Where I found myself, however, was not in a clear and certain place but on a dark and unknown shore. What lay before me was a forest of impenetrable events. From it, muffled and menacing signals reached the scanning and sifting of my animal senses. It took three more years before I figured it out.
Penny drops
During that time, I laid out mentally the pieces of a jigsaw in some sort of order but was hesitant to fit them into the finished image. What I feared was too awful to take-in whole.
When precisely everything came together, I’m not sure. But looking back, it could have been on a cold Canberra evening – on 31 May 2023 – as I sat slack-jawed in a meeting listening to the Covid stories of others. I wrote about that here.
Back to the present, it was a few days ago when I read a Substack by my friend and warrior-pundit Paul Collits. In it, he wrote this:
“Any remaining doubts that Covid was planned and coördinated should by now be well and truly gone. Two hundred countries don’t all march in lockstep by accident.”
That, precisely, is what I sensed back at the 2020 Covid beginnings but which, in a prolonged act of mental hesitation, I was either unable or unwilling to accept.
“Two hundred countries don’t all march in lockstep by accident.”

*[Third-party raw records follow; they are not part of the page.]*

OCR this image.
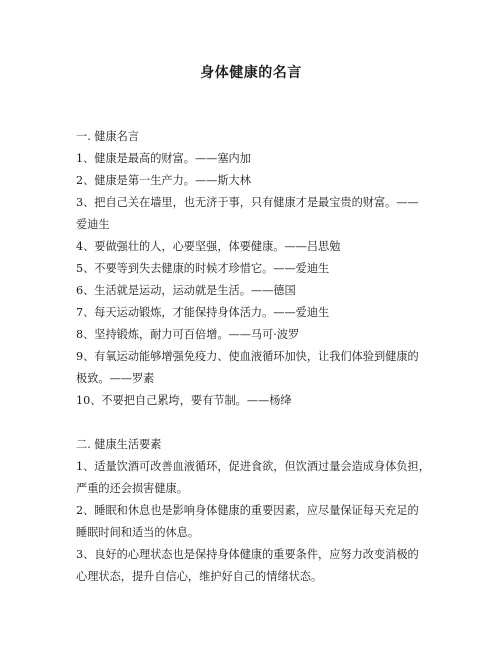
身体健康的名言
一. 健康名言
1、健康是最高的财富。——塞内加
2、健康是第一生产力。——斯大林
3、把自己关在墙里，也无济于事，只有健康才是最宝贵的财富。——
爱迪生
4、要做强壮的人，心要坚强，体要健康。——吕思勉
5、不要等到失去健康的时候才珍惜它。——爱迪生
6、生活就是运动，运动就是生活。——德国
7、每天运动锻炼，才能保持身体活力。——爱迪生
8、坚持锻炼，耐力可百倍增。——马可·波罗
9、有氧运动能够增强免疫力、使血液循环加快，让我们体验到健康的
极致。——罗素
10、不要把自己累垮，要有节制。——杨绛
二. 健康生活要素
1、适量饮酒可改善血液循环，促进食欲，但饮酒过量会造成身体负担，
严重的还会损害健康。
2、睡眠和休息也是影响身体健康的重要因素，应尽量保证每天充足的
睡眠时间和适当的休息。
3、良好的心理状态也是保持身体健康的重要条件，应努力改变消极的
心理状态，提升自信心，维护好自己的情绪状态。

Stunning. Breathtaking. Dreadful. Words fail. But that ‘phenomenon’ – that Thing – is, ultimately, why Australia is now on the brink of making the Mis & Dis Bill 2024 the law of the land.
Forever Mirkwood
With the silent consent of the now-in-Opposition Liberal and National parties, the Albo régime doesn’t want us to see, much less to comprehend, what happened behind the thicket of events that hid from view the Covid reality. That gloomy Mirkwood must remain forever undisturbed by exploration.
Why?
Because, when you cut through and get behind it, what you find is a political class which, in fear and trembling, surrendered wholly to outside forces their elected responsibility to protect us and our country’s interests.
Lockdowns and masking, business closures and collapses, vaccine safety and effectiveness, vaccine injuries and excess deaths: these are the “data points” of betrayal. Which is why, very soon, you and I will not be able to speak about “the efficacy of preventative health measures in Australia” except in terms dictated by the political class itself.
Lockdowns and masking, business closures and collapses, vaccine safety and effectiveness, vaccine injuries and excess deaths: the “data points” of betrayal.
In short, the Mis & Dis Bill 2024 is the work of fear and self-protection. It’s been drawn up to hide what kind of people inhabit our ruling class and to prevent judgement on what they have done.
Finally, briefly, to the second question: why outsource censorship?
Mute the plebs
Like the “Covid response”, it’s a global “action plan”. The aim is to mask the creation of centralised state agencies of top-down speech control by enforcing upon institutions, at switch-points between the individual and the state, a culture of self-censorship and dobbing.
The nearer to you and me the state can locate the censors of speech and writing, the more carefully we will mind our Ps and Qs. And when we do that, the gulf between the rulers (up there) and us (down here) gets wider and wider.
This is the very thing they want: for themselves to be as far out of our sight as possible; and for us to be as mute and invisible to them as they can make us.
That, of course, is the fatal flaw in their design. It has the makings, ultimately, of revolution and mayhem.
That it never happens, we need to stop this Bill; to stop it dead; and to stop it now.